De verhalenbundel ging niet door: Francis werd op een laat moment (gewoonlijk begint hij op 1 januari aan zijn nieuwe manuscript te tikken) toch nog gegrepen door een idee en heeft toen in hoog tempo Bolt gemaakt. Nu het boek er is blijkt dat hij eigenlijk gegrepen was door de hoofdpersoon uit zijn vierentwintigste, Break In. De Nederlandse vertaling heet Inbreuk (dat lijkt het meest op Break In), en ook dat boek ligt nu net in de boekwinkel.
Die hoofdpersoon heet Kit Fielding, hij is op kerstochtend geboren, tien minuten vóór zijn zuster Holly, en met die Holly heeft hij de sterke telepathische band die tweelingen zo kan kenmerken. Kit is een vele prijzen winnende jockey; en zuster Holly is getrouwd met een paardenman, Bobby Allardeck. Dat is opmerkelijk want de Allardecks en de Fieldings voeren een oorlog die in heftigheid niet onderdoet voor de Capulets en Montagues in de dagen van Romeo en Julia. In Break In leidt dat tot een beetje gezocht, maar toch aardig en hard plot waarin de riooljournalistiek, zoals die alleen in Engeland welig tiert, de hoofdrol speelt. Een paardensportcolumn verspreidt zulke smerige insinuaties over Bobby en Holly dat hun bedrijf naar de knoppen gaat, en alleen het krachtig ingrijpen van Kit Fielding maakt een eind aan de geweldspiraal die op gang is gekomen.

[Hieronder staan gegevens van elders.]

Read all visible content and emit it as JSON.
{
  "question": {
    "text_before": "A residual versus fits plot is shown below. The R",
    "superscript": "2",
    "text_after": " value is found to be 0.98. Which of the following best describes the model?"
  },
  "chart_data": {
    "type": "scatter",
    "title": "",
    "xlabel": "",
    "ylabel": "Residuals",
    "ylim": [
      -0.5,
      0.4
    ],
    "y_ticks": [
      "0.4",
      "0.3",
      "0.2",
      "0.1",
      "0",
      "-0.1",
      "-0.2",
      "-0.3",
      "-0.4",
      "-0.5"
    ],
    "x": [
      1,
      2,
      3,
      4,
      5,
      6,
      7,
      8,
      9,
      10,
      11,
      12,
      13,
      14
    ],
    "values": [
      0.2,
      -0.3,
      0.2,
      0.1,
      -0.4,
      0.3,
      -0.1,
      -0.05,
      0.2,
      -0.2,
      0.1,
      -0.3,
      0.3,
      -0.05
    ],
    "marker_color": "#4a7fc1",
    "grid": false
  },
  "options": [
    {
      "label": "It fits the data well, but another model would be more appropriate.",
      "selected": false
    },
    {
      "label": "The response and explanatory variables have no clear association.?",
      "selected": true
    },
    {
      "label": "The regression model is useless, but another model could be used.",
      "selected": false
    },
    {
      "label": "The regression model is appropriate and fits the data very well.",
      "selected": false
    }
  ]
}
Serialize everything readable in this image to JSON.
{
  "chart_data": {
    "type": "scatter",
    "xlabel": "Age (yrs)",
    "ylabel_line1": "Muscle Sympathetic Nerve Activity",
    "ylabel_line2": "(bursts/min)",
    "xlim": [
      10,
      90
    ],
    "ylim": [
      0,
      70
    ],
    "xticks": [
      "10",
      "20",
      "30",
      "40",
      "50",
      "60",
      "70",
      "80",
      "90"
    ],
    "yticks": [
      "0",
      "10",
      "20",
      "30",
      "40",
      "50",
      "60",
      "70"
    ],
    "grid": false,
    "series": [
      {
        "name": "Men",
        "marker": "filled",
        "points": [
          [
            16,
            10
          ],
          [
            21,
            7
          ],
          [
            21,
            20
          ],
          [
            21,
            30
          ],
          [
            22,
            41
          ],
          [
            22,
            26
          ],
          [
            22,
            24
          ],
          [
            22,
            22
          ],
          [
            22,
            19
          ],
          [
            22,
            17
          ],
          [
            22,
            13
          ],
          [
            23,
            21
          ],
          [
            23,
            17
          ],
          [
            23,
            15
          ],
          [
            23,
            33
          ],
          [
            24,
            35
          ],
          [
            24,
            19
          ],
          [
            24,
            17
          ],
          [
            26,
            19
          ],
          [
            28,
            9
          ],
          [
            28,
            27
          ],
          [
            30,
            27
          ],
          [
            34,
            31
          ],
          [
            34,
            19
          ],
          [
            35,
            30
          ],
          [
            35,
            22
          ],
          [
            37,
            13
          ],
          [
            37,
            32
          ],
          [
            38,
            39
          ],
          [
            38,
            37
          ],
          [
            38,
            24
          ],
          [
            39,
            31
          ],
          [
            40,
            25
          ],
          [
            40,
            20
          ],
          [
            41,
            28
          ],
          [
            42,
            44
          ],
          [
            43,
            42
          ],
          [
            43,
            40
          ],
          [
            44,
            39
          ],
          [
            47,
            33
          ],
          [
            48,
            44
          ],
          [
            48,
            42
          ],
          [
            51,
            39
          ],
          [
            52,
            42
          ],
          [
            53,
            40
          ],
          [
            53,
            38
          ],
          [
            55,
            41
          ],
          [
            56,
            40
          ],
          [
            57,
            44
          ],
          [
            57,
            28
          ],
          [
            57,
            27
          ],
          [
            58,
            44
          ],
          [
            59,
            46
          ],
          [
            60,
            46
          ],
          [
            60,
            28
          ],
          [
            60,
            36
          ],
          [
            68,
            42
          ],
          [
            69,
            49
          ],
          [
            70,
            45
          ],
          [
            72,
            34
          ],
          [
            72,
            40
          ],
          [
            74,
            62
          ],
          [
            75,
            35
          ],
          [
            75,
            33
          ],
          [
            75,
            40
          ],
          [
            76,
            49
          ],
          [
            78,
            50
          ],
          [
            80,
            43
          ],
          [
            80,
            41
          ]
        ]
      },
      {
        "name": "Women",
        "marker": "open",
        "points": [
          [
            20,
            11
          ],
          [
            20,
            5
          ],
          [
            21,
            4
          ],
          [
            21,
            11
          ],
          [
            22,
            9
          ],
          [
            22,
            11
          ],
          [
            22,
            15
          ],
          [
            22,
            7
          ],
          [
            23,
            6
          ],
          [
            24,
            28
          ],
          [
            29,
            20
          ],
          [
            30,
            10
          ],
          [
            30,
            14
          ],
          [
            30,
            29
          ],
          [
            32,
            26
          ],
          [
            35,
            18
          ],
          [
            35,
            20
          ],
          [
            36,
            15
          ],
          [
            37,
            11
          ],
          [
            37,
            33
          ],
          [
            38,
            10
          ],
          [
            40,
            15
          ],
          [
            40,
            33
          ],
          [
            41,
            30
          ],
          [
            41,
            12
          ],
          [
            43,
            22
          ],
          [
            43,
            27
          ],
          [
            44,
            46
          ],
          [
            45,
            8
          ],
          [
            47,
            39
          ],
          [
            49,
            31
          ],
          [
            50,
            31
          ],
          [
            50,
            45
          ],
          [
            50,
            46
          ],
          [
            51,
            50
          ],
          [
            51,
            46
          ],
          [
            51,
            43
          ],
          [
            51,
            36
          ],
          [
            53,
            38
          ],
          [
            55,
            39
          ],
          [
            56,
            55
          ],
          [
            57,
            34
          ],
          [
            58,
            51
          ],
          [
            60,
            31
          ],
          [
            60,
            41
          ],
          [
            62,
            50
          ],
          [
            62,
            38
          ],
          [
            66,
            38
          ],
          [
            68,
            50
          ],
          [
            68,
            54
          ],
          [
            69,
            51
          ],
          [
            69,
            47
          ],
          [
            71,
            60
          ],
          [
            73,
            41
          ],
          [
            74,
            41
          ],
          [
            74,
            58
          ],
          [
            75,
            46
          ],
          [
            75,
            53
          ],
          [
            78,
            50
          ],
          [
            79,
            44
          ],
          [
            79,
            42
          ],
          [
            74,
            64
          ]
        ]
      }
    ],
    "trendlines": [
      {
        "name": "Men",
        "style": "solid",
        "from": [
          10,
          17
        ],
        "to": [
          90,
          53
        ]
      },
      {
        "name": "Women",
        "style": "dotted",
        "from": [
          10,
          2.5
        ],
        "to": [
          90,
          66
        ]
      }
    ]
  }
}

Het heeft er alle schijn van dat Francis zich in deze twee boeken heeft laten inpakken door zijn eigen held. Vanaf zijn eerste boeken heeft hij zijn hoofdpersoon altijd een handicap meegegeven: blind, één arm, één been, arm uit de kom, arm als een kerkrat, en wie dán nog geplaagd wordt door boeven kan zich door geweldige wilsinspanning opwerken tot heldendaden. Maar Kit Fielding heeft in Break In alles al mee: hij heeft succes als jockey, hij is inteligent, sterk en dank zij zijn als tweeling geoefende intuïtie, ook nog in staat gedachten te lezen, althans zoiets. In Bolt wordt dat nog erger. Daar wordt zijn voornaamste werkgever, een prinses, bedreigd door een smerige Franse handelaar (bijna lijkt het op de oude Britse detective-traditie: van over Het Kanaal komt alle ellende), en bovendien is een prins bezig zijn koele, bijna kuise Amerikaanse verloofde, nicht van de prinses, af te pikken. Dat zaakje zal hij wel even regelen, vooral als blijkt dat de Fransman er niet tegenop lijkt te zien de kostbare renpaarden van zijn prinses met een bolt (een pistool met een pin die in de hersens dringt) af te maken. De plot is verder niet erg inventief, de verrassing die Francis op het eind inbouwt is ook niet sterk en hangt nogal samen met Break in.
P.D. James
abc
Dick Francis begon met die thrillers vijfentwintig jaar geleden. Hij was toen een succesvolle jockey, die de paarden van de Engelse koningin-moeder reed. Als iemand me zou vertellen dat hij nu, ter gelegenheid van zijn jubileum, eens een superman bedacht die weliswaar succesvol jockey is, maar toch in staat om voor een prinses en ander blauw bloed de zaken ijzersterk te regelen, gewoon om te laten zien dat zo'n jockey behoorlijk veel in zijn mars kan hebben, dan zou ik hem geloven. Het boek spreekt het in ieder geval niet tegen.